I think stuy is kinda diverse, just not as integrated...but you're gonna have it like that anywhere....
|By Celebtracker (Celebtracker) on Friday, July 25, 2003 - 01:52 pm: Edit|
. . . see www.celebrityprepschools.com for more about these schools!
|By Singingbookworm (Singingbookworm) on Saturday, November 08, 2003 - 11:49 pm: Edit|
I'm a sophomore at Hunter, not a parent, but Hunterís a very good high school, and I feel that it is the best in the nation.
The building originally was only mediocre, and so we fondly nicknamed it the Brick Prison (its exterior was designed to look like a French armory, but recently the school has spent half a million to successfully improve its structuring and ventilating. We (the student body, the teachers, and the administration) don't feel that there is a problem anymore, though the traditional nickname will stay. ^_^
I'm not sure how Stuy is, but my friends who have left Hunter for Stuy are still missing Hunter. I don't mean to badmouth Stuy or anything, but according to one of my friends there, another student had cut class nearly every day, and the teacher never noticed.
Most of my peers in other schools hate learning, but Hunter makes me adore learning. Although Stuyvesant may be more well known, students from Stuyvesant and Hunter both agree that the typical Hunter student is much more intelligent compared to the typical Stuy student.
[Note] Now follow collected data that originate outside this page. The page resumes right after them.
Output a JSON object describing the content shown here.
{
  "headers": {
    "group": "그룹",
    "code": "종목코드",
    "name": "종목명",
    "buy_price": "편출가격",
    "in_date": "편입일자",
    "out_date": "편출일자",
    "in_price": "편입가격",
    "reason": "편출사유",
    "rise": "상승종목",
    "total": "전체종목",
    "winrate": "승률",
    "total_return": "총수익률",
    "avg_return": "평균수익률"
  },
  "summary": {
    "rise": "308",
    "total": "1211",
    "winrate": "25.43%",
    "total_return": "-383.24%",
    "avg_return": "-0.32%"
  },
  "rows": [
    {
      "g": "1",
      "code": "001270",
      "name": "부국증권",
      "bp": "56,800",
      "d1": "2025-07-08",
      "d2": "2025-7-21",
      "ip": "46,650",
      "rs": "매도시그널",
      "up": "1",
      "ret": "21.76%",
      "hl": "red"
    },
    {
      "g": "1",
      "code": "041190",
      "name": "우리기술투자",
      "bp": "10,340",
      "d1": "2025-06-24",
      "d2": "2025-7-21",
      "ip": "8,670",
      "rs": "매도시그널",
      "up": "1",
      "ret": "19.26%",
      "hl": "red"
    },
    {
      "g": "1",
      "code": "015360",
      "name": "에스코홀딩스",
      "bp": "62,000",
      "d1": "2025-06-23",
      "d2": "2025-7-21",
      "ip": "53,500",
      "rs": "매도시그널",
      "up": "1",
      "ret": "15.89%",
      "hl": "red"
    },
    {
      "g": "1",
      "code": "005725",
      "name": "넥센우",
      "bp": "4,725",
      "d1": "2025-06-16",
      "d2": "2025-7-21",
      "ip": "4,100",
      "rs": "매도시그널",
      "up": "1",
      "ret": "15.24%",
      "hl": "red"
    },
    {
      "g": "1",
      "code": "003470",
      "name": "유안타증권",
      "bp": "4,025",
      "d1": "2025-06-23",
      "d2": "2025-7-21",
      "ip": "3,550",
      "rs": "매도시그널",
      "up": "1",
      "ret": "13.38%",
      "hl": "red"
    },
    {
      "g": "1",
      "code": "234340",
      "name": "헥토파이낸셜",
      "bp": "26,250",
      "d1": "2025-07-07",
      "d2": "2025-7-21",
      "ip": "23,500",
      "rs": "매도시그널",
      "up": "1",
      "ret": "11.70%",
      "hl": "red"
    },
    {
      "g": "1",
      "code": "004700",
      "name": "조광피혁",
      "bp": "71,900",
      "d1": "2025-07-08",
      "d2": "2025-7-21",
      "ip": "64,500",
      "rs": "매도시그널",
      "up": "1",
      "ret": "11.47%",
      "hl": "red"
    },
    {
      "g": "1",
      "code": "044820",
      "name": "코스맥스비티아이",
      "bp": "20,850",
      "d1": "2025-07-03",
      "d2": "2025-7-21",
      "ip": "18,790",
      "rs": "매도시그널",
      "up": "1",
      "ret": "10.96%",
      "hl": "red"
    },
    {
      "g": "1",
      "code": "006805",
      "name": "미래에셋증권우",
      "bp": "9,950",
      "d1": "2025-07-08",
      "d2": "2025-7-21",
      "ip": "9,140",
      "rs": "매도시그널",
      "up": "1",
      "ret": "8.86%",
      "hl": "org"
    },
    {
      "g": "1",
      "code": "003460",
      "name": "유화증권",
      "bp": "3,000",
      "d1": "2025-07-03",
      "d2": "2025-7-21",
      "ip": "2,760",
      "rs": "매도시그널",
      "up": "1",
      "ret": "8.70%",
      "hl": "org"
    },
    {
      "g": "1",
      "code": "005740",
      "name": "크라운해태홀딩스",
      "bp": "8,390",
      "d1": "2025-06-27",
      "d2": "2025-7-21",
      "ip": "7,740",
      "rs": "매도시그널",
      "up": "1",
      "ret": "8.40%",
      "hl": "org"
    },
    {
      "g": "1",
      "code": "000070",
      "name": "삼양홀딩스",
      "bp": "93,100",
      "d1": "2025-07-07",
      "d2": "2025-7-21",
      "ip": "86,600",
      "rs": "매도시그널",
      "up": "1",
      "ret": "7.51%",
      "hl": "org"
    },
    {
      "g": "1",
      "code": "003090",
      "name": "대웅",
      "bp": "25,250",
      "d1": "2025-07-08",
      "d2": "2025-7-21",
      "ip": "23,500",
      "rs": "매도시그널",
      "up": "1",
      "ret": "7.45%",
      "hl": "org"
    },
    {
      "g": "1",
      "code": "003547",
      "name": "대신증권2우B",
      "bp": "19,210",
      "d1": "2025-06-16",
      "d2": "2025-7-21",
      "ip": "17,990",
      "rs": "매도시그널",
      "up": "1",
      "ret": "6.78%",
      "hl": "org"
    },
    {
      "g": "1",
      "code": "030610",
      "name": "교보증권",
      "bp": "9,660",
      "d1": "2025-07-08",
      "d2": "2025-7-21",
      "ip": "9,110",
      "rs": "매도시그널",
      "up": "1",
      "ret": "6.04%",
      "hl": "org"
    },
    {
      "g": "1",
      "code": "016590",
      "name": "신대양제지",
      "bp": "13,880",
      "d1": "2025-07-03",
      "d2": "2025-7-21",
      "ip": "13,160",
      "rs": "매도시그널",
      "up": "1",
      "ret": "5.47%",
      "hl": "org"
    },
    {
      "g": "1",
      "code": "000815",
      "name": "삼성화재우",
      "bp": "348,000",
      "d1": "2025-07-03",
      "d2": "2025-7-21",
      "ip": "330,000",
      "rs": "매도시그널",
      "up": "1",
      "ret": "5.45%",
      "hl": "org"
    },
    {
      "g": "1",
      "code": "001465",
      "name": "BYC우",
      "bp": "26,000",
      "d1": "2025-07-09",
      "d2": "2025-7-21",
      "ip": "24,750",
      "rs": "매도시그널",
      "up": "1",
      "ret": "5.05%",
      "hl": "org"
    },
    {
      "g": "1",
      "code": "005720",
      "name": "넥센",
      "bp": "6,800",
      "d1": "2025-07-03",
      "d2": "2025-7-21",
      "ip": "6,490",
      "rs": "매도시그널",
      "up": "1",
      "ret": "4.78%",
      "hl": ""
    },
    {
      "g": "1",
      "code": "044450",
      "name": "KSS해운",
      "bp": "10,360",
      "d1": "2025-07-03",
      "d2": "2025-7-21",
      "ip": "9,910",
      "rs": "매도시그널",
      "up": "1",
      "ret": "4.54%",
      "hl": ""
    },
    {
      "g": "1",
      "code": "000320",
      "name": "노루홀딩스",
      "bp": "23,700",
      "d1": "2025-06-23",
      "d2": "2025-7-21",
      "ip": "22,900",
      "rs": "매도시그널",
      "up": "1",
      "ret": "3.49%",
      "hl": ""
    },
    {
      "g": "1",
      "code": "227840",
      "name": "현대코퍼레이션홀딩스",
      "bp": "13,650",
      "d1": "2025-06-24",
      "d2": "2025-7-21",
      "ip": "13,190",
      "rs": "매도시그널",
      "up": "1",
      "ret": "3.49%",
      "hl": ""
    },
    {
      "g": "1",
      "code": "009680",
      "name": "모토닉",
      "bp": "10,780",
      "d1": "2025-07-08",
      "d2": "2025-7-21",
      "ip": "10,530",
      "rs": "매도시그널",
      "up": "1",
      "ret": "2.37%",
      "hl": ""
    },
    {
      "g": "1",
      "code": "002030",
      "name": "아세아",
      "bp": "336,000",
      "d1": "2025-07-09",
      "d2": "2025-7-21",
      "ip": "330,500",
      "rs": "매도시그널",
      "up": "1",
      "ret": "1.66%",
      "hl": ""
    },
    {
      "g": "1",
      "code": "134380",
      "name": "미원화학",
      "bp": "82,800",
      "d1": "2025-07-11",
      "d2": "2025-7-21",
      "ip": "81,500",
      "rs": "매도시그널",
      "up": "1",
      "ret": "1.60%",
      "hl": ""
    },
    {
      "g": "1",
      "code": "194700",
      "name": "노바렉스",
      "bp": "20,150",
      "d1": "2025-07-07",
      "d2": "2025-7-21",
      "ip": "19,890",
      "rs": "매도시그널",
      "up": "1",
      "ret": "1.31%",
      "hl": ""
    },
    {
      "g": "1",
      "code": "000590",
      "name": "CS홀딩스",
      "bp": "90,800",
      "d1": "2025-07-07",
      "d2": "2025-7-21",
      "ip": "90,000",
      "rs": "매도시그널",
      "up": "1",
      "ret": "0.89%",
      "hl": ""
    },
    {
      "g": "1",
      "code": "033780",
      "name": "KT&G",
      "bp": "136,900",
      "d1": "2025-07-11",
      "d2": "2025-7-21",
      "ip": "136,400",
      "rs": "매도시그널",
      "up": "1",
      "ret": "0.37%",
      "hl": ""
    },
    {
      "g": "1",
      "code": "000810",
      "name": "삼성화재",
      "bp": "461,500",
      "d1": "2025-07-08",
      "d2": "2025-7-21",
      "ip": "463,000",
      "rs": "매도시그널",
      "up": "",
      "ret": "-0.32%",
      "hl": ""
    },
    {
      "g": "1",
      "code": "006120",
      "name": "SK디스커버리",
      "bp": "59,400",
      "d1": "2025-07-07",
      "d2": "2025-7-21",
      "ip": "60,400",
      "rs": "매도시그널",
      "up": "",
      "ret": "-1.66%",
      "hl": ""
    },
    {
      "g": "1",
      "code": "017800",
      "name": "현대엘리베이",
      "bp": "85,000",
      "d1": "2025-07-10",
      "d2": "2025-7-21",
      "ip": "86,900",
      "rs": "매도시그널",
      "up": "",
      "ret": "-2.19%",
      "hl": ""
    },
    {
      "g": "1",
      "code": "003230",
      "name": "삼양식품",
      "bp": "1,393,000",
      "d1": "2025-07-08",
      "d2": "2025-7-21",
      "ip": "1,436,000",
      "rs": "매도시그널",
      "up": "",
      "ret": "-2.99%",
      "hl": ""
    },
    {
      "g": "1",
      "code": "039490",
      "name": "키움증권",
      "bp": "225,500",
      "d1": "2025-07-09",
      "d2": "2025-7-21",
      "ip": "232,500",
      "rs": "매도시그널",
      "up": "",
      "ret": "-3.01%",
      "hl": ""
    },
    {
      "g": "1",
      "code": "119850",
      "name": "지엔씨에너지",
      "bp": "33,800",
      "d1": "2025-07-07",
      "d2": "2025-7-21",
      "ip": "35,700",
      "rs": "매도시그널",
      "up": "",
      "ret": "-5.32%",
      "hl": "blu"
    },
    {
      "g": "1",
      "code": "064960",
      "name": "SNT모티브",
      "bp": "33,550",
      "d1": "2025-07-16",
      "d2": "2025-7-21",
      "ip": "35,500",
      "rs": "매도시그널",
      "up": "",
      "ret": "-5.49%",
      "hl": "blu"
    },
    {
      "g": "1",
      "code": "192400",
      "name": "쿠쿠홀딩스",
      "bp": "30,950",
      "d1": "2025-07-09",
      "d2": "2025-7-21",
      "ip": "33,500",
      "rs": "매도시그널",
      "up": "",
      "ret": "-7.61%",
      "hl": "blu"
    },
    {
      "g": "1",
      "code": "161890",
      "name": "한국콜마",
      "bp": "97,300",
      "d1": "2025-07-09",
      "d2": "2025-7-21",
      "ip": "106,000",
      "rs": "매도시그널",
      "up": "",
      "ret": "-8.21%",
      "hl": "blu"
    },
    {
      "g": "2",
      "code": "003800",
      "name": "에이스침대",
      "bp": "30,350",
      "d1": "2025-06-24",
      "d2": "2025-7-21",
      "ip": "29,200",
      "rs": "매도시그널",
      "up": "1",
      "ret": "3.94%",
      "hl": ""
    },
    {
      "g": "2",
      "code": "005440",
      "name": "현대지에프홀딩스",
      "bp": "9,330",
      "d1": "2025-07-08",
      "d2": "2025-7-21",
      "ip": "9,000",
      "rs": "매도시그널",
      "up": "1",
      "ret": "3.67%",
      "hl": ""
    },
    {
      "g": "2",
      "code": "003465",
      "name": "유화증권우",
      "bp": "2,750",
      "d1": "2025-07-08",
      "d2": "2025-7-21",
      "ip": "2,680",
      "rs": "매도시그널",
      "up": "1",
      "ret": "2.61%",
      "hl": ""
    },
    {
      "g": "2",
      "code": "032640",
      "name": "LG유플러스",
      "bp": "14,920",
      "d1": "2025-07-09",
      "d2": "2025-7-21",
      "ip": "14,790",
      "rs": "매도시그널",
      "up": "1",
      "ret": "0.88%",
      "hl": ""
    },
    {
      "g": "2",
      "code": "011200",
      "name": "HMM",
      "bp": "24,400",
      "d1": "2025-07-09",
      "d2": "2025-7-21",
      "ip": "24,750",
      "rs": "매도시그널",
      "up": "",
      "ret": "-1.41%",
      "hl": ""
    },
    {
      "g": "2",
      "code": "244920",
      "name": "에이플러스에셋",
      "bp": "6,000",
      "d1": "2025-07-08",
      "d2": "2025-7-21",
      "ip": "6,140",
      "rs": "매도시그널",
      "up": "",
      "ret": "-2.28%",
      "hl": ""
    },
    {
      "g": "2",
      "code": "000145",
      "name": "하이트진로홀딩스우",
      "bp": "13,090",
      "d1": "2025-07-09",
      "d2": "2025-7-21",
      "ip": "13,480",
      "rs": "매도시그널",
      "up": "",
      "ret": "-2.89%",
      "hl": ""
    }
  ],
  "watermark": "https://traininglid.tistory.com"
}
We're not "nerds" here either, really just normal teens that care about school as well as our other interests.
I love it here at Hunter, and the teachers are more devoted to teaching us well, and they're definitely very good because Hunter only accepts teachers that pass the high qualifications. During class, we actually discuss topics, and share our opinions, rather than just merely taking notes in our classes.
I've been here for 3 years now, (because we start here at 7th grade), and I'm sorry that my time at Hunter will end in 3 more, but I know I'll never forget my time here.
Hunter is better.
|By Pimpdaddy (Pimpdaddy) on Monday, November 17, 2003 - 05:21 pm: Edit|
"the typical Hunter student is much more intelligent compared to the typical Stuy student."
Hunter and Stuyvesant are about equal. Its like comparing Yale to Harvard. Theyre both great schools with great kids. (yea lets make bronx science tufts in this comparison, HAHAHA!)
|By Kevin4242 (Kevin4242) on Friday, April 09, 2004 - 05:11 pm: Edit|
love this topic.
|By Gabriellagp (Gabriellagp) on Wednesday, June 16, 2004 - 06:07 am: Edit|
I went to Hunter. It was excellent -- so good that college was anti-climactic.
Here are some other points of comparison between Hunter and Stuyvesant:
-Hunter sits in the middle of the highest concentration of museums in New York and possibly in the world. My friends would play hooky to go to the Met. Stuyvesant, on the other hand, is a block away from the Hudson River estuary. There's a small but graceful park on the rivershore, and the view really is magnificent.
-Hunter, alone among NYC high schools, is under the Board of Higher Education, which means essentially that it's independent. It can hire people without NYS certification if they are otherwise highly qualified. Stuyvesant is under the Board of Education, which means that its administration has less leeway. Often senior teachers from other schools get promoted to Stuyvesant, and they can be terrible (so I've heard).
-After six years Hunter began to feel a bit small. But maybe that's because I didn't take the electives that would have allowed me to meet people in other grades. I met Stuyvesant students in my music school and I found them to be very nice and yes, cultivated. Sometimes I wished I had transferred to Stuyvesant just because it's bigger, on the other hand I don't know how I would have fared in classes of 34.
-The fact that a handful of Hunter students transfer to Stuyvesant shouldn't reflect badly on Hunter. Some do it because Stuyvesant has better labs (I think), and quite a few because they want a fresh start after middle school (difficult years under the best of circumstances).